For my part, I have been trying to share information and advice, while also responding to constituents who have been in touch. As well as the obvious health concerns, it is becoming increasingly clear that Covid-19 is going to have a dramatic impact on local businesses and our economy. Those reliant on tourism may be in the front line now, but no sector will escape unaffected.

In response, the UK and Scottish Governments have offered welcome support, but vastly more will be required to avoid or mitigate a catastrophic collapse.

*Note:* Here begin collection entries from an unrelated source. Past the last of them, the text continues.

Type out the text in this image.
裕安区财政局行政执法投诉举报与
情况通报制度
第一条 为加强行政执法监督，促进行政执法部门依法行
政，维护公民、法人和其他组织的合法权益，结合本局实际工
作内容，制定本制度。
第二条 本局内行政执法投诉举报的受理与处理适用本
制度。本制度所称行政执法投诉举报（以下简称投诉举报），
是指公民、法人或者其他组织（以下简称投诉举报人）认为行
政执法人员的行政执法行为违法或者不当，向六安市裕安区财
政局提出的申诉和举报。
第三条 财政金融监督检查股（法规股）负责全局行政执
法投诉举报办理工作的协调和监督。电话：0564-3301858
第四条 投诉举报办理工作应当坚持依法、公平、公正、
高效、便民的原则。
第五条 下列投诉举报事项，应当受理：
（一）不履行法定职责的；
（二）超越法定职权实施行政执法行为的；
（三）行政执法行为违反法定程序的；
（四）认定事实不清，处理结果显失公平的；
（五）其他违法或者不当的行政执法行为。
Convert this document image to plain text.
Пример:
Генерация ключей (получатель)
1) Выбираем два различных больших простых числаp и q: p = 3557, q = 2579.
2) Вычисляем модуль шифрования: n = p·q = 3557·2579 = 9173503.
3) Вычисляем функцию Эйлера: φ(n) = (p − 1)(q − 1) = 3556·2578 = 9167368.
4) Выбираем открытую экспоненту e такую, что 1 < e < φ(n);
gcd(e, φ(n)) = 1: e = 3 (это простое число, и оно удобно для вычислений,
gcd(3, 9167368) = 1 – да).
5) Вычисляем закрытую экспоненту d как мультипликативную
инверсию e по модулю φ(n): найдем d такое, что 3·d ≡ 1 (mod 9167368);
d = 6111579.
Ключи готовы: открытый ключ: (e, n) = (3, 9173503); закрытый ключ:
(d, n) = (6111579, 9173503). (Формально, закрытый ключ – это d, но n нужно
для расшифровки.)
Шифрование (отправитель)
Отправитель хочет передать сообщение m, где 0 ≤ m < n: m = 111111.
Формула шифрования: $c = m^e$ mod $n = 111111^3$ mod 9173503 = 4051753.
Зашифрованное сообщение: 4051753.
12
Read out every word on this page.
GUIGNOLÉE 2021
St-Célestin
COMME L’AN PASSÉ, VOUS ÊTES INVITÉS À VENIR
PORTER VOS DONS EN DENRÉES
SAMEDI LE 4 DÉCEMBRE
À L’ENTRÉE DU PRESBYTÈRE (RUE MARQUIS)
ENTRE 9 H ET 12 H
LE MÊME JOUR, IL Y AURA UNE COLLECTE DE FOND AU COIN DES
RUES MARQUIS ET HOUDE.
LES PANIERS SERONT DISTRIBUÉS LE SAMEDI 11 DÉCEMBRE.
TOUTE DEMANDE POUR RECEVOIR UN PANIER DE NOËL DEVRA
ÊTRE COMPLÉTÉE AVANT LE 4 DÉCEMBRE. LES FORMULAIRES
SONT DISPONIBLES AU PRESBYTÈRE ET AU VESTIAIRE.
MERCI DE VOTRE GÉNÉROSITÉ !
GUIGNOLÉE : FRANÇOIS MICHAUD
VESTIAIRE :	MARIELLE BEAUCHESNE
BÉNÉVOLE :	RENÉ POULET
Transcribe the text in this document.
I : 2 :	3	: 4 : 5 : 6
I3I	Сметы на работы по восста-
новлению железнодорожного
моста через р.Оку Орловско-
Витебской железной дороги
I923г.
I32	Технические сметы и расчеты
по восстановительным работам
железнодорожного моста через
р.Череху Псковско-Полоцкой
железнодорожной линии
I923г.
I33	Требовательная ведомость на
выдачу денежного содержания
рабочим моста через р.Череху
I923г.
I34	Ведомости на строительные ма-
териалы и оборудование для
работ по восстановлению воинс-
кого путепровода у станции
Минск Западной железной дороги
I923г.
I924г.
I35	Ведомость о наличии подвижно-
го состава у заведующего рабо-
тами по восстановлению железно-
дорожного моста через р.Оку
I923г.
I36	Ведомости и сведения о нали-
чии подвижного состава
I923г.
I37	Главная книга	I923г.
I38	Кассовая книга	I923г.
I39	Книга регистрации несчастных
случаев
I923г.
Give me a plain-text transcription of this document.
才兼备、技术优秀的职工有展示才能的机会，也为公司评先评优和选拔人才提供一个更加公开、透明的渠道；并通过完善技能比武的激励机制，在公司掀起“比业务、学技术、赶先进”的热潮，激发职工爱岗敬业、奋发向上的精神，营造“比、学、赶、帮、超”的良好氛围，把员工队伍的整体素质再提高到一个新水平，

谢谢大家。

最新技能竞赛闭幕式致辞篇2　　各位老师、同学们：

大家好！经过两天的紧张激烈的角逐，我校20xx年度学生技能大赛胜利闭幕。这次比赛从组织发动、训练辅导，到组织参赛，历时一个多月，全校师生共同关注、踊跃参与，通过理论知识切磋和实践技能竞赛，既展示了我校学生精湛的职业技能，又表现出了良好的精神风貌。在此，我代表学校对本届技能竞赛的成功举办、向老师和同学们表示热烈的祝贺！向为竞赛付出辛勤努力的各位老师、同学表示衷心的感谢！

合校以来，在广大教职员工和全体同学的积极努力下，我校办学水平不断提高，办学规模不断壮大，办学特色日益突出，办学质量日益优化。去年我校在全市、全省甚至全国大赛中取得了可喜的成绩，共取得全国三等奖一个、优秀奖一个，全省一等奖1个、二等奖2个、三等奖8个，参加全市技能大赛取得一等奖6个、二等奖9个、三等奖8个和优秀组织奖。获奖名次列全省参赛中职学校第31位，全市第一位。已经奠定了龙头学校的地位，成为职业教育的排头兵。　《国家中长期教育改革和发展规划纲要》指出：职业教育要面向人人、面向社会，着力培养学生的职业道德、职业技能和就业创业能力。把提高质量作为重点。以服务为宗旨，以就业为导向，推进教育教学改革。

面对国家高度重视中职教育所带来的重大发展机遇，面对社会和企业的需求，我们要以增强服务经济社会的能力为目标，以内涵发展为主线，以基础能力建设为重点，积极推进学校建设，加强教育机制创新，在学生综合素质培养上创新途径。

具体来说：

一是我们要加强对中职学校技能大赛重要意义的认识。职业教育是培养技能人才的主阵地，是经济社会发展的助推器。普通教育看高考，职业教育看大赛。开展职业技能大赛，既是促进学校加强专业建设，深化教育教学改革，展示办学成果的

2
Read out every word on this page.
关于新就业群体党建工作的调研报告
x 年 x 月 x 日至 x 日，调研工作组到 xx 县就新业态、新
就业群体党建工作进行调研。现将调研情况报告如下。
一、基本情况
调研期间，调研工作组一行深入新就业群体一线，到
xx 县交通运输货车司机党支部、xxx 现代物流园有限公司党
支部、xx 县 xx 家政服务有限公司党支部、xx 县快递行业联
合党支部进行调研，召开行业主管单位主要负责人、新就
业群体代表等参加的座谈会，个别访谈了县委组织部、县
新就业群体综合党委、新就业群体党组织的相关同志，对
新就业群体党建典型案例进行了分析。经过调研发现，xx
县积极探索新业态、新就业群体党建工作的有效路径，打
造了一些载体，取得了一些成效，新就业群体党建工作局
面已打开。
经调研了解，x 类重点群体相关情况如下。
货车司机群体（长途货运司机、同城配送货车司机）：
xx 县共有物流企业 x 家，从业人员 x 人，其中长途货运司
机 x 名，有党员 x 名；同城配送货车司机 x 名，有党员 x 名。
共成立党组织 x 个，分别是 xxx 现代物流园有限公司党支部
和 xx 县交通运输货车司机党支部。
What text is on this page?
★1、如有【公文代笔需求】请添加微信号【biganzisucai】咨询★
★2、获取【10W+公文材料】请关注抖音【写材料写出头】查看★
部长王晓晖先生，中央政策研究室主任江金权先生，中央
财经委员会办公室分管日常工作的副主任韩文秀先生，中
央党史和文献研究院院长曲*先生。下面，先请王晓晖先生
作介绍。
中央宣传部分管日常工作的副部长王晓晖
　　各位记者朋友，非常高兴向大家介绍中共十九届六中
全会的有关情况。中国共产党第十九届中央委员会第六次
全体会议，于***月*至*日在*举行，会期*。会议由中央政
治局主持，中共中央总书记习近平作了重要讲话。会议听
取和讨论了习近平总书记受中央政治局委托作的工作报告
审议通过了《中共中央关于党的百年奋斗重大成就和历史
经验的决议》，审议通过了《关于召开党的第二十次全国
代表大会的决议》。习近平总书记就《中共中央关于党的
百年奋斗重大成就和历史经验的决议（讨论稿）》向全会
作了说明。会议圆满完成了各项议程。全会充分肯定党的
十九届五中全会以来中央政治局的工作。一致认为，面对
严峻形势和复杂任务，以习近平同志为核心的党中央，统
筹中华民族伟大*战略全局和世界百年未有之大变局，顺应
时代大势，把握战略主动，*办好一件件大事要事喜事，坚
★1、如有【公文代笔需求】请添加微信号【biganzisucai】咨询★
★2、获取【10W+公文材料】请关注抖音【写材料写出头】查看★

Overall, though, I must commend Scottish Ministers, who have been responsive to queries and concerns raised by MSPs but have also made available the Chief Medical Officer and Scientific Adviser to provide reassurance about the basis on which decisions are being taken and the options being considered going forward. At a time of national crisis, that collaborative approach is essential. Politicians, and the media, must be able to question decisions but should do so in ways that avoid encouraging the public to ignore the advice being given. In a social media age of limitless information and misinformation, that is all the more important.

With various close family members who fall into the ‘at risk’ groups, either through age or underlying health conditions, I’m acutely aware of the strain this pandemic is placing on individuals and families. As well as the physical health dimension, therefore, we need to be alive to the mental health risks too, notably from isolation.

The burden, of course, will fall most heavily upon those working in our health and care services. We owe them a debt of gratitude under normal circumstances, but the coming weeks and months could not be further away from normal circumstances. Like the First Minister, I am genuinely ‘in awe’ of health and care staff.

We can best help those staff, however, by acting responsibly, heeding official advice and looking out for each other. These are the most challenging of times, but we can and will get through this.